In this work, Al/Ti composite structures are obtained by isothermal compression at 550 °C and then annealed at 500–650 °C, respectively. The microstructure, elemental diffusion behavior , bonding characteristic and nanomechanics at the Al/Ti interface are systematically investigated by different material characterization methods. A nanoscale Al–Ti solid solution is formed at the contact interface between AA6063 and Ti–6Al–4V sheet, and TiAl 3 is generated after annealing. Si-enriched clusters at the Ti/TiAl 3 interface and Mg-enriched clusters at the Al/TiAl 3 interface are observed, which retards the growth of the TiAl 3 layer.
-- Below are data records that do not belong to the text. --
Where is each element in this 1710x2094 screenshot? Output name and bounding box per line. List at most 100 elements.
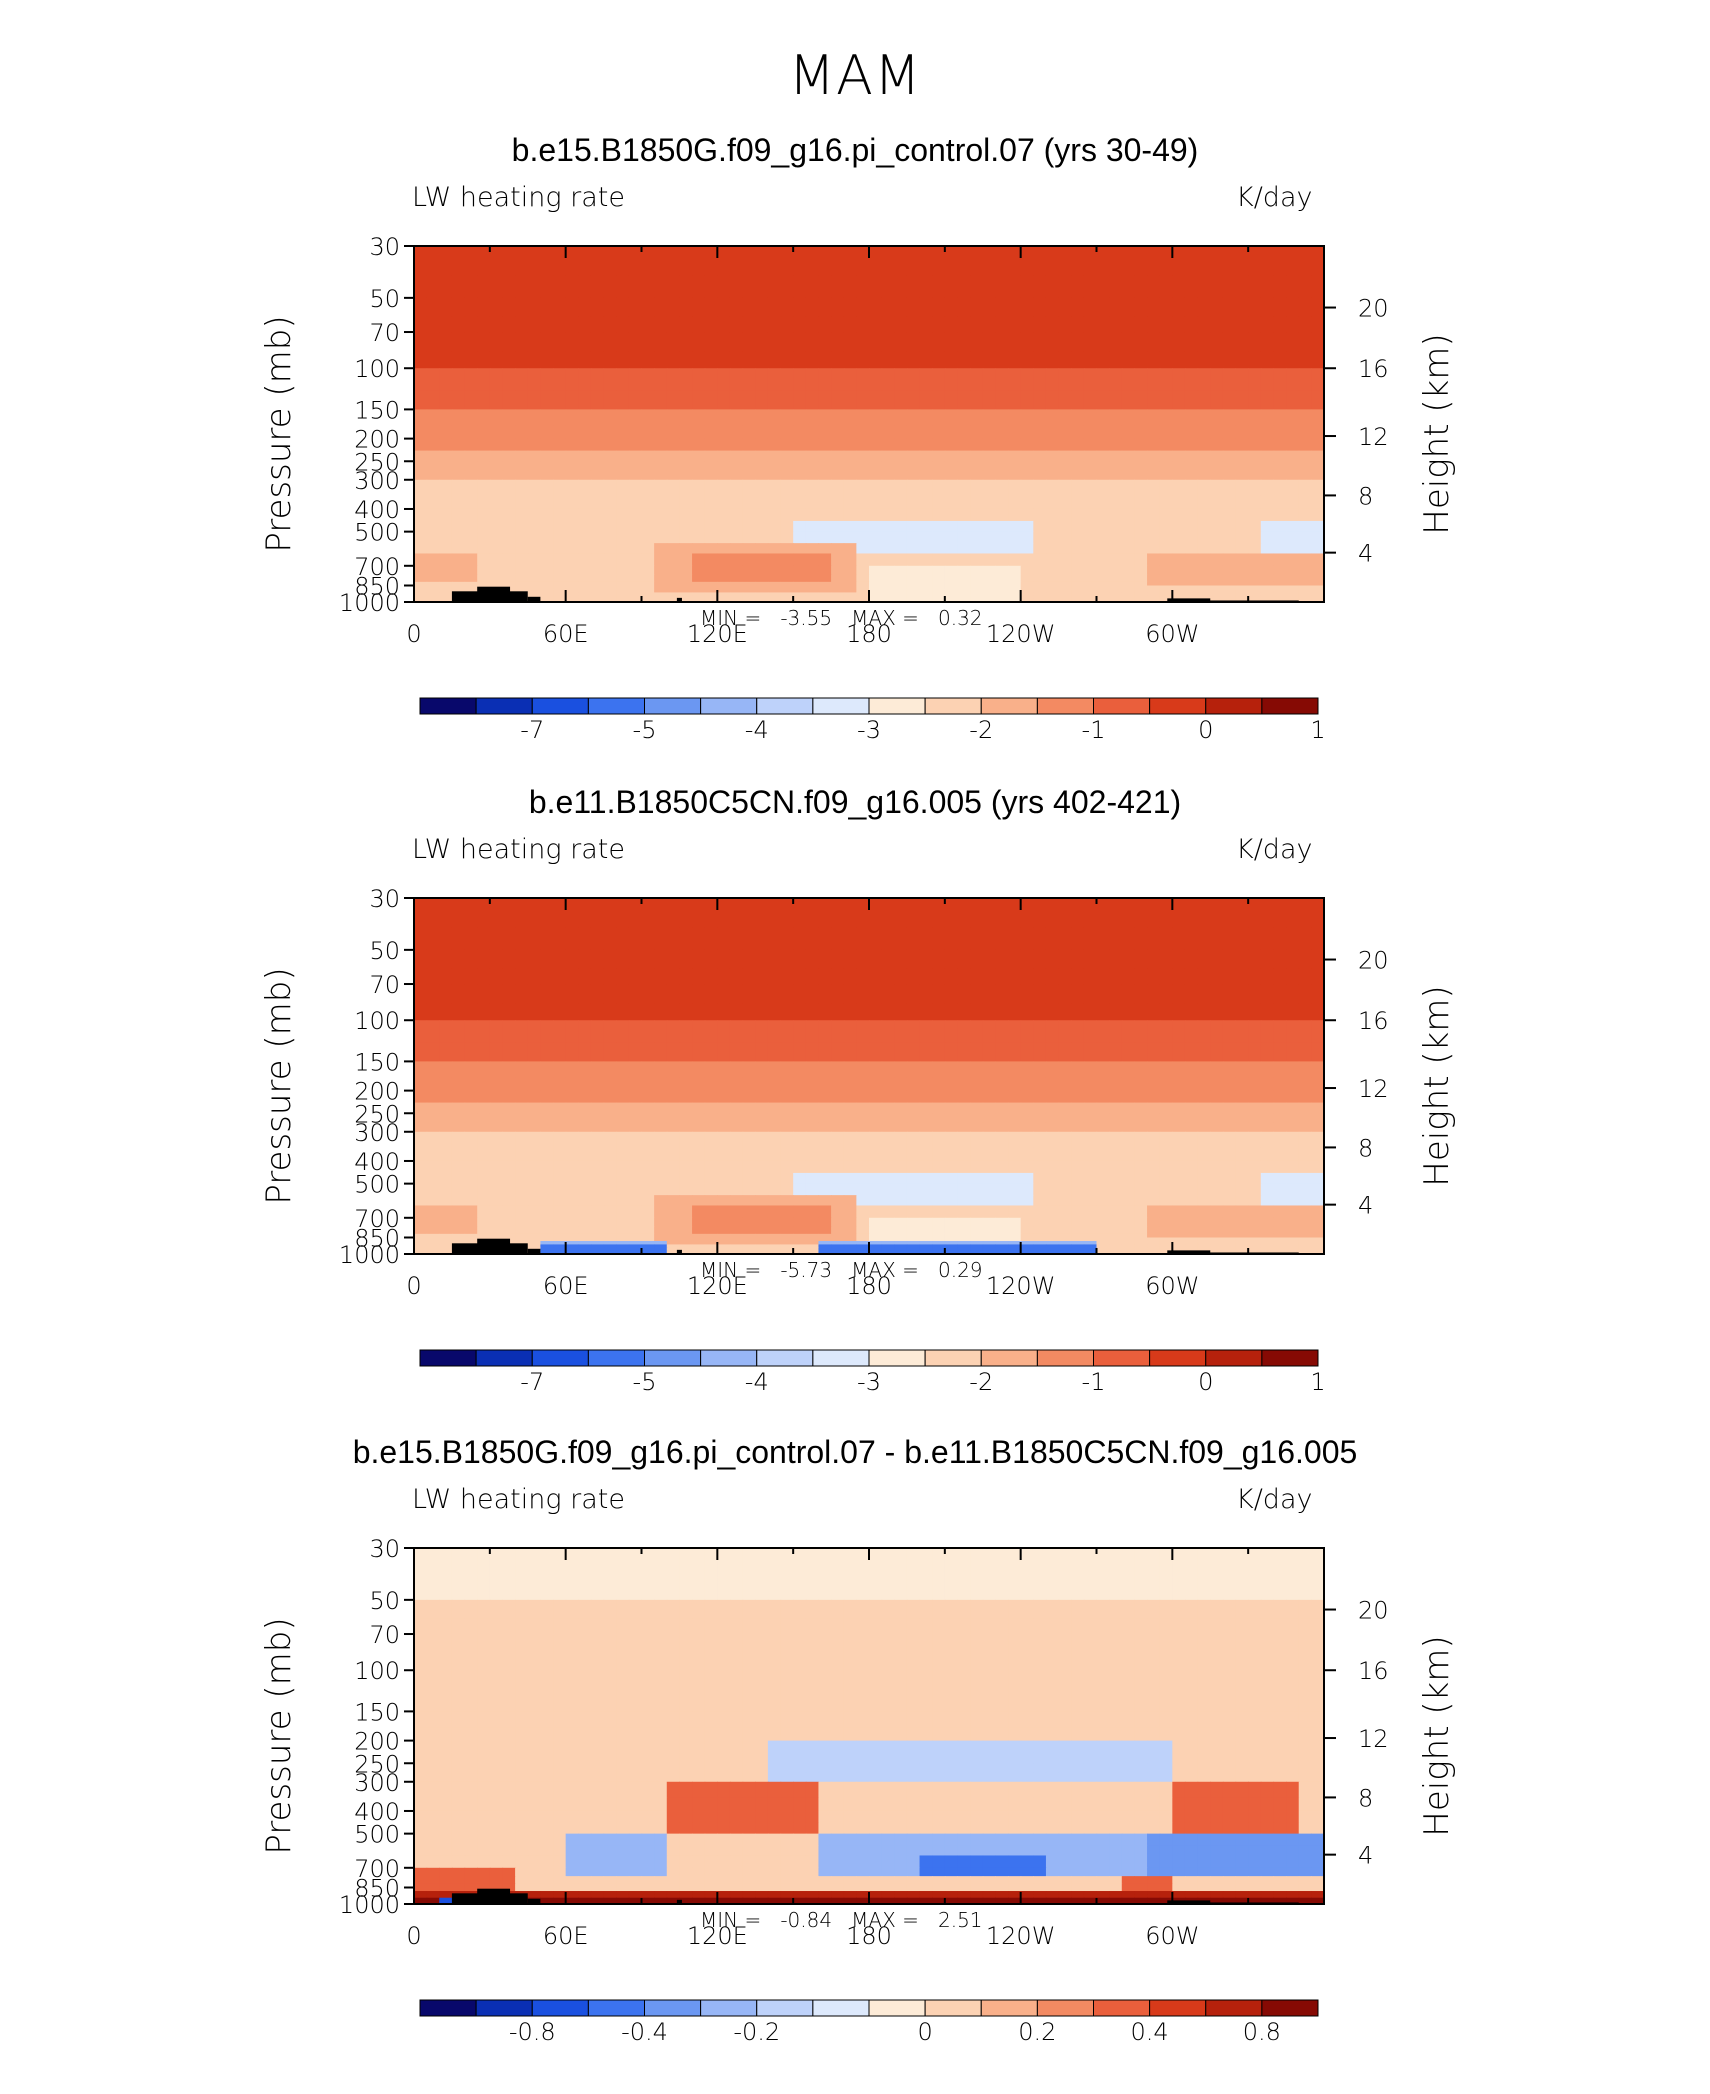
contour-cell xyxy=(452,1020,465,1043)
contour-cell xyxy=(439,1173,452,1184)
contour-cell xyxy=(818,553,831,566)
contour-cell xyxy=(465,1103,478,1114)
contour-cell xyxy=(945,589,958,593)
contour-cell xyxy=(1185,1195,1198,1206)
contour-cell xyxy=(1286,1147,1299,1161)
contour-cell xyxy=(1097,1123,1110,1132)
contour-cell xyxy=(844,1113,857,1123)
contour-cell xyxy=(1172,1548,1185,1578)
contour-cell xyxy=(616,471,629,480)
contour-cell xyxy=(844,1670,857,1693)
contour-cell xyxy=(642,1218,655,1227)
contour-cell xyxy=(1286,532,1299,544)
contour-cell xyxy=(427,439,440,452)
contour-cell xyxy=(502,968,515,984)
contour-cell xyxy=(1172,1577,1185,1600)
contour-cell xyxy=(1046,574,1059,582)
contour-cell xyxy=(755,927,768,950)
contour-cell xyxy=(957,352,970,369)
contour-cell xyxy=(578,391,591,410)
contour-cell xyxy=(553,532,566,544)
contour-cell xyxy=(717,1113,730,1123)
contour-cell xyxy=(414,543,427,554)
contour-cell xyxy=(831,521,844,532)
contour-cell xyxy=(528,1132,541,1148)
contour-cell xyxy=(452,451,465,462)
contour-cell xyxy=(945,1234,958,1238)
contour-cell xyxy=(793,984,806,1004)
contour-cell xyxy=(667,984,680,1004)
contour-cell xyxy=(1210,1634,1223,1654)
contour-cell xyxy=(439,1103,452,1114)
contour-cell xyxy=(629,480,642,496)
contour-cell xyxy=(1071,927,1084,950)
contour-cell xyxy=(629,246,642,276)
contour-cell xyxy=(1236,425,1249,439)
contour-cell xyxy=(1084,1654,1097,1671)
contour-cell xyxy=(1210,1654,1223,1671)
contour-cell xyxy=(793,1043,806,1062)
contour-cell xyxy=(591,1548,604,1578)
contour-cell xyxy=(1008,950,1021,969)
contour-cell xyxy=(945,532,958,544)
contour-cell xyxy=(1273,1061,1286,1077)
colorbar-swatch xyxy=(1150,1350,1206,1366)
contour-cell xyxy=(616,1654,629,1671)
contour-cell xyxy=(1059,495,1072,509)
contour-cell xyxy=(818,586,831,590)
contour-cell xyxy=(528,332,541,352)
chart-panel-2: b.e11.B1850C5CN.f09_g16.005 (yrs 402-421… xyxy=(0,784,1710,1444)
contour-cell xyxy=(591,566,604,575)
contour-cell xyxy=(1286,1600,1299,1619)
colorbar-tick-label: -3 xyxy=(857,716,881,744)
contour-cell xyxy=(1147,1020,1160,1043)
contour-cell xyxy=(1122,1195,1135,1206)
contour-cell xyxy=(629,1241,642,1245)
contour-cell xyxy=(616,1103,629,1114)
contour-cell xyxy=(1311,275,1324,298)
contour-cell xyxy=(705,471,718,480)
contour-cell xyxy=(1109,582,1122,586)
contour-field xyxy=(414,898,1325,1255)
contour-cell xyxy=(781,368,794,391)
contour-cell xyxy=(604,1147,617,1161)
contour-cell xyxy=(1071,582,1084,586)
contour-cell xyxy=(717,1173,730,1184)
contour-cell xyxy=(806,1147,819,1161)
contour-cell xyxy=(1033,589,1046,593)
contour-cell xyxy=(1198,927,1211,950)
contour-cell xyxy=(642,1173,655,1184)
contour-cell xyxy=(1046,451,1059,462)
contour-cell xyxy=(502,1218,515,1227)
contour-cell xyxy=(743,1184,756,1196)
contour-cell xyxy=(465,1195,478,1206)
contour-cell xyxy=(882,566,895,575)
contour-cell xyxy=(869,1161,882,1174)
contour-cell xyxy=(1059,574,1072,582)
contour-cell xyxy=(1223,532,1236,544)
contour-cell xyxy=(806,1634,819,1654)
contour-cell xyxy=(1236,1020,1249,1043)
contour-cell xyxy=(730,1103,743,1114)
contour-cell xyxy=(528,1004,541,1021)
contour-cell xyxy=(578,984,591,1004)
contour-cell xyxy=(604,1693,617,1712)
contour-cell xyxy=(616,1226,629,1234)
contour-cell xyxy=(957,1548,970,1578)
contour-cell xyxy=(439,521,452,532)
contour-cell xyxy=(1248,1184,1261,1196)
contour-cell xyxy=(1021,1654,1034,1671)
contour-cell xyxy=(414,1043,427,1062)
contour-cell xyxy=(1223,316,1236,332)
contour-cell xyxy=(869,1693,882,1712)
contour-cell xyxy=(1021,461,1034,471)
contour-cell xyxy=(1122,1241,1135,1245)
contour-cell xyxy=(1134,471,1147,480)
contour-cell xyxy=(414,246,427,276)
contour-cell xyxy=(705,1123,718,1132)
contour-cell xyxy=(818,589,831,593)
contour-cell xyxy=(642,1670,655,1693)
contour-cell xyxy=(793,480,806,496)
contour-cell xyxy=(604,1103,617,1114)
contour-cell xyxy=(553,589,566,593)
With an increase in the annealing temperature, the average thickness of the TiAl 3 layer dramatically increases and the enrichment of Si and Mg decreases. Ordered TiAl 3 is gradually formed through the atomic rearrangement in the Ti–Al–Si–V structures at the three-dimensional Ti/TiAl 3 interface, accompanied by the transformation of an order–disorder–order structure. The nanomechanics at the interface is closely related to the annealing temperature, elemental diffusion and microstructure characteristic, which is also discussed. • Si-enriched and Mg-enriched clusters are observed at the Al/Ti interface, which retards the growth of TiAl 3 . • With an increase in temperature, the thickness of the TiAl 3 layer increases and the enrichment of Si and Mg decreases. • TiAl 3 is formed by the atomic rearrangement in Ti–Al–Si–V structures and the transformation of a disorder–order structure. • Differences of the nanomechanics at the interface cause the deformation incompatibility and interfacial debonding.